Not a surprise for an indie horror project these days, this Blu-ray lacks lossless audio. Given the low-budget nature of They’re Inside, it’s not so bad for the basic surround mix heard in adequate 5.1 Dolby Digital. Minor surround effects add a little atmosphere but most of the action takes place across the front soundstage. This is serviceable audio with limited separation and sparing directionality. Don’t expect much bass.
Secondary 2.0 Dolby Digital is included. Optional English SDH and Spanish subtitles play in a yellow font.
Epic Pictures offers up #16 in their Dread line of releases.
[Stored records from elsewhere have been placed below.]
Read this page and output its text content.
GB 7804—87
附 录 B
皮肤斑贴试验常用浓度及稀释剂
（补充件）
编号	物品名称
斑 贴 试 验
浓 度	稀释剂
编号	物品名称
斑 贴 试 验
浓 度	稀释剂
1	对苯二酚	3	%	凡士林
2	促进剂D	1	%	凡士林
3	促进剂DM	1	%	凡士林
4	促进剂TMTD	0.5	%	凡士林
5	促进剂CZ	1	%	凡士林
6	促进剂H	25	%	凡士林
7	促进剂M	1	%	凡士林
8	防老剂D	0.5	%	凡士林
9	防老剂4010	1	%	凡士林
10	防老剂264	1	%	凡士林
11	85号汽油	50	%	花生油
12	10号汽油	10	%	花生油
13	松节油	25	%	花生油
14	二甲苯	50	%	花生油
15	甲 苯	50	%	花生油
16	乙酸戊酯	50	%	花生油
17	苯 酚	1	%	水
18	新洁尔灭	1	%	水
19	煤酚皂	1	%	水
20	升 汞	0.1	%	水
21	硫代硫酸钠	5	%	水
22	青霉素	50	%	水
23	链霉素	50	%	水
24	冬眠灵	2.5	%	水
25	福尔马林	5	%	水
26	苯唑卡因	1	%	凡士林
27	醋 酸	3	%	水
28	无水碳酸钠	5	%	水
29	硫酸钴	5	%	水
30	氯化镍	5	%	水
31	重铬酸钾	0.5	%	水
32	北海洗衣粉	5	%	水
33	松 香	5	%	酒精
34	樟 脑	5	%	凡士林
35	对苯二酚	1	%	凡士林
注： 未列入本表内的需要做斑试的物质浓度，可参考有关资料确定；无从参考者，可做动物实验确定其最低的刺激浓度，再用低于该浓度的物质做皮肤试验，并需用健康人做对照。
Fairly loaded for indie horror, the Blu-ray includes two separate commentaries and two short films from the director worth checking out.
Audio Commentary With Director John-Paul Panelli and Writer Schuyler Brumley – A friendly conversation and discussion of what worked, the tribulations of indie filmmaking, and other production tidbits.
Audio Commentary With Director John-Paul Panelli – This solo commentary is more focused on specific details making the movie and Panelli’s working process.
Teaser Trailer (00:40 in HD)
60 Second Trailer (01:10 in HD)
90 Second Trailer (01:37 in HD)
Loop (05:00 in HD; 2.0 Dolby Digital) – An interesting short film from director John-Paul Panelli about a man stuck in a time loop. Told without dialogue, the actor pull it off.
Paranormal Ex-tivity (11:08 in HD; 2.0 Dolby Digital) – A mildly funny short film from director John-Paul Panelli about a man living with the ghost of his deceased girlfriend.
Behind The Scenes –
Aaron Mask Time Lapse (00:31 in HD) – Time-lapse video shows the extensive make-up being applied in stages.
Joanna Mask Time Lapse (00:23 in HD)
Original Ax Chop (01:55 in HD)
Alex Rinehart Audition Tape (05:01 in HD)
Full disclosure: This Blu-ray was provided to us for review. This has not affected the editorial process. For information on how we handle review material, please visit our about us page to learn more.
Riffing on established home invasion thrillers, the bruising movie’s tight direction and solid cast churn out one of the year’s best indie movies.